FMS, Cervical spine arthritis (found out from my GP the other day that this is audible several feet away, not just to me), Osteoarthritis, Long-term damage from being struck by lightning (details here)*, M.E.,  COPD*, Heart failure*, Aortic valve calcification & stenosis*, Angina, Bilateral Lymphoedema (chronically infected)*, Primary Addison’s Disease* but less likely than the others if well managed.

I’ve already outlived my doctors’ predictions by 30 years, mainly by getting, and staying (until the lightning nailed me), as fit as I could possibly be and – worst-case scenario – I could die tomorrow.

One night last August, for example, I went to bed perfectly well, regained consciousness three days later in the stroke unit in hospital, covered in bruises and full of needle holes. I’d been hauled away, unconscious, with a temperature of 41C, and damn near died.

In November, I was admitted with out-of-control MRSA (it took 7 litres of i-v Vancomycin, over 10 days, to knock it down, by the end of which I barely had a working vein left in my arms), and I found out only recently that I almost died then, too.

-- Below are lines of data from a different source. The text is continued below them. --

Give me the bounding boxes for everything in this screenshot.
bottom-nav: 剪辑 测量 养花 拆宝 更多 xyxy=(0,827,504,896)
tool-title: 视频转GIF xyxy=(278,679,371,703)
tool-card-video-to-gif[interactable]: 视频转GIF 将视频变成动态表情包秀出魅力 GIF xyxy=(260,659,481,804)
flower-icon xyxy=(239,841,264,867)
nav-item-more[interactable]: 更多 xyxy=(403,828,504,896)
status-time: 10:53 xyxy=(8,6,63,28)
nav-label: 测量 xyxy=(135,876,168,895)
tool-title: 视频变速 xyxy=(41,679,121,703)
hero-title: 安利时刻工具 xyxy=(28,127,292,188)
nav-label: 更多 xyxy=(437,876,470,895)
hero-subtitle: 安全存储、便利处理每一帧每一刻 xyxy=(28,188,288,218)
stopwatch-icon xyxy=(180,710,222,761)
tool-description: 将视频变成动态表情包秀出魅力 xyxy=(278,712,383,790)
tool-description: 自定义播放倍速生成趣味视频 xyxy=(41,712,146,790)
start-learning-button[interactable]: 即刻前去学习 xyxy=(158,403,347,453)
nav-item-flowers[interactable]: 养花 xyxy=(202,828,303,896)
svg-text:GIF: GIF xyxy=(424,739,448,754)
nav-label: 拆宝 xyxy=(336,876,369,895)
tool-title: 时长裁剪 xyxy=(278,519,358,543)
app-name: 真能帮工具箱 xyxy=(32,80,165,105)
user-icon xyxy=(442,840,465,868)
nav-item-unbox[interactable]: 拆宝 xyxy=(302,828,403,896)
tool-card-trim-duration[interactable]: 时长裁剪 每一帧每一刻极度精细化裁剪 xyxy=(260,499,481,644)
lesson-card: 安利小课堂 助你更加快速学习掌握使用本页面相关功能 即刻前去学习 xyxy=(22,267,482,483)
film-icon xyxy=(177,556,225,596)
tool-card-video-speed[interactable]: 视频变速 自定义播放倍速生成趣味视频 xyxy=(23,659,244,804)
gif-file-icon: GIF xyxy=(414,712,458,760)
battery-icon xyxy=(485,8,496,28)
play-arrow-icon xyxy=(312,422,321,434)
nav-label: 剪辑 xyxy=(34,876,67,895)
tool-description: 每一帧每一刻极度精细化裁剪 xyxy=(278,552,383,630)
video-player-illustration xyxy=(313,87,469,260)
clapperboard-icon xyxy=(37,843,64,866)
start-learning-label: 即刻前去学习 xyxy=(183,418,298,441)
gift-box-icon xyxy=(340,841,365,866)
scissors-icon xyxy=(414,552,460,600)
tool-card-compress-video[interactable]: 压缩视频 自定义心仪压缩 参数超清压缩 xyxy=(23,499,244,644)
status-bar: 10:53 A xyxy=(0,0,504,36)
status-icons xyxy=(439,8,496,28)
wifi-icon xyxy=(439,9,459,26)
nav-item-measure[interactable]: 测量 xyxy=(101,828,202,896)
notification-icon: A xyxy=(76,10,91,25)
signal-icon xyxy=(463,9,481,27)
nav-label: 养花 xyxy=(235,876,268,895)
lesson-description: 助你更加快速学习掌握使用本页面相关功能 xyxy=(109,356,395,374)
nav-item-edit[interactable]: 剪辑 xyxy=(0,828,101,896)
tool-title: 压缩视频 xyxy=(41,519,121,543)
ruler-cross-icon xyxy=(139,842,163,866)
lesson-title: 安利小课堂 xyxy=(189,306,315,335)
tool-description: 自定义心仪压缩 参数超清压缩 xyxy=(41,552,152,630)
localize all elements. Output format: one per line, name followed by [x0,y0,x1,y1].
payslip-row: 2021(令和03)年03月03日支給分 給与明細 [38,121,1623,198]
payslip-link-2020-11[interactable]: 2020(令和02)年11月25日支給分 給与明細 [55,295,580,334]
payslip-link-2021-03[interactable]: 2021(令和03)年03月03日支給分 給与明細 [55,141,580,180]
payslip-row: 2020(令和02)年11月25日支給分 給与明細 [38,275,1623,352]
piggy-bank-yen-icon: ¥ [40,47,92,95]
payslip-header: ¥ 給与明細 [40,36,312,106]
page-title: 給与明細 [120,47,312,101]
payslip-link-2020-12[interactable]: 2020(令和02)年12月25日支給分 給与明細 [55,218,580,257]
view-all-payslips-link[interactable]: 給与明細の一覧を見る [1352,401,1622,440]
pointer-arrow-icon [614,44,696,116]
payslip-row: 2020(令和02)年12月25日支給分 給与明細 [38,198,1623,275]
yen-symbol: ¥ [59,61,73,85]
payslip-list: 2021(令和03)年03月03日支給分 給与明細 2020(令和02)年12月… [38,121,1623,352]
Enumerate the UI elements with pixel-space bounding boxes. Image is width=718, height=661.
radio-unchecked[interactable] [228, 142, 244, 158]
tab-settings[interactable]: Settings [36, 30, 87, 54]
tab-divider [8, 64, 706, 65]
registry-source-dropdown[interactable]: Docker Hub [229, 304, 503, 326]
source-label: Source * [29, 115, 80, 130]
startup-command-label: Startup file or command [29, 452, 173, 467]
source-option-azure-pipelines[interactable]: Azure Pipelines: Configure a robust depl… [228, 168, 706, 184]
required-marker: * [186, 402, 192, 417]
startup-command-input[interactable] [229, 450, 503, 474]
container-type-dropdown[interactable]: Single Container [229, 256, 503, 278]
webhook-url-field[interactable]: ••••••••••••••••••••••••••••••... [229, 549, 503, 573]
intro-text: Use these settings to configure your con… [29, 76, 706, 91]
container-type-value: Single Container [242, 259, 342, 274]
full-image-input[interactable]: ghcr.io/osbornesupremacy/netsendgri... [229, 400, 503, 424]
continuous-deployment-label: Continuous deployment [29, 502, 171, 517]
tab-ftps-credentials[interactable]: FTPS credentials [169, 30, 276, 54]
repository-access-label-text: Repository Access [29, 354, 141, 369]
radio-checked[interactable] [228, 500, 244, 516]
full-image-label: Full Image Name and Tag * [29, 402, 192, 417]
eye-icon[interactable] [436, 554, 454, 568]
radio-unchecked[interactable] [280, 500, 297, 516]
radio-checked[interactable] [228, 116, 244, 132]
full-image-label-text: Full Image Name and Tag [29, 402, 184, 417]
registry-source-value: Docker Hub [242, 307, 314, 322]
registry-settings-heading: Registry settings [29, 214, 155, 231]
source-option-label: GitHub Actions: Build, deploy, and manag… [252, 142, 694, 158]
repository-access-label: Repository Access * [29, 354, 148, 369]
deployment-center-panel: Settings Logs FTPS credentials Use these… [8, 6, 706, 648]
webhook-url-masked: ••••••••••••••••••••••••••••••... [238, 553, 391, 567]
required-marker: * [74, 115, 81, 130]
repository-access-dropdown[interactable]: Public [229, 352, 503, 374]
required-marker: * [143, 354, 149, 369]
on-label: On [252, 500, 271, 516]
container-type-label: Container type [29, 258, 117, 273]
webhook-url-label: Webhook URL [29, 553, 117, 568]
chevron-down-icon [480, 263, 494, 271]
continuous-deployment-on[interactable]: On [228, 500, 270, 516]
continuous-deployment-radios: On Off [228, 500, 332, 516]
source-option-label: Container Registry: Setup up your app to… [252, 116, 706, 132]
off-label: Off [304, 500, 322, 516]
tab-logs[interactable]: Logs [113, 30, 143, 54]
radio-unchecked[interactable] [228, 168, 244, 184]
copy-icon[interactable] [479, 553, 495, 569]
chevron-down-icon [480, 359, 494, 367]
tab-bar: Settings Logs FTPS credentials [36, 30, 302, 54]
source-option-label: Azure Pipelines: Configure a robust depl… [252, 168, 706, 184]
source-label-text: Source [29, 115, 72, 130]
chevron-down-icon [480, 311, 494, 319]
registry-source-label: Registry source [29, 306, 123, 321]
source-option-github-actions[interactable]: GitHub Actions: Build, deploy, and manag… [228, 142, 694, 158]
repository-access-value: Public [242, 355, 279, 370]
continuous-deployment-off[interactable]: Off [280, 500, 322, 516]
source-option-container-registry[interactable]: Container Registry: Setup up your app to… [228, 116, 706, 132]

I can’t have that many chances left, especially as I never fully recovered from either of those two events, and with my current state, coupled to my history, it’s doubtful I’d even be considered for surgery – surgeons take a dim view of patients who might die and make them look bad (as, indeed, do GPs!).

And to be honest, even were the operation a success, I sincerely doubt it would advance my life expectancy much beyond its current level as there is just too much else wrong, in which case it’s simply not worth all the pain, or the attendant risks of infection simply from being in hospital.

There’s also another risk – one most people never even consider – x-rays.

Modern x-ray film is very fast, and exposure (for the patient), very brief, but for most of my life that hasn’t been the case at all. I once ran the numbers. I can’t recall exactly what they were now, but by the time I hit my 40s I’d had enough chest x-rays, plus loads of others, including whole-body skeletal surveys, MRIs and CT-scans, not to mention an angiogram that went on for what felt like hours, to bring the risk ratio of x-rays to cancer occurrence down to double figures. At that point I called a halt to the regular x-rays I’d had all my life since the age of 2 and made them emergency only – which still left enough to jack up the risk even more.

And that was 30 years ago – I don’t want to think about what it might be by now. I’m probably lucky I don’t glow in the dark!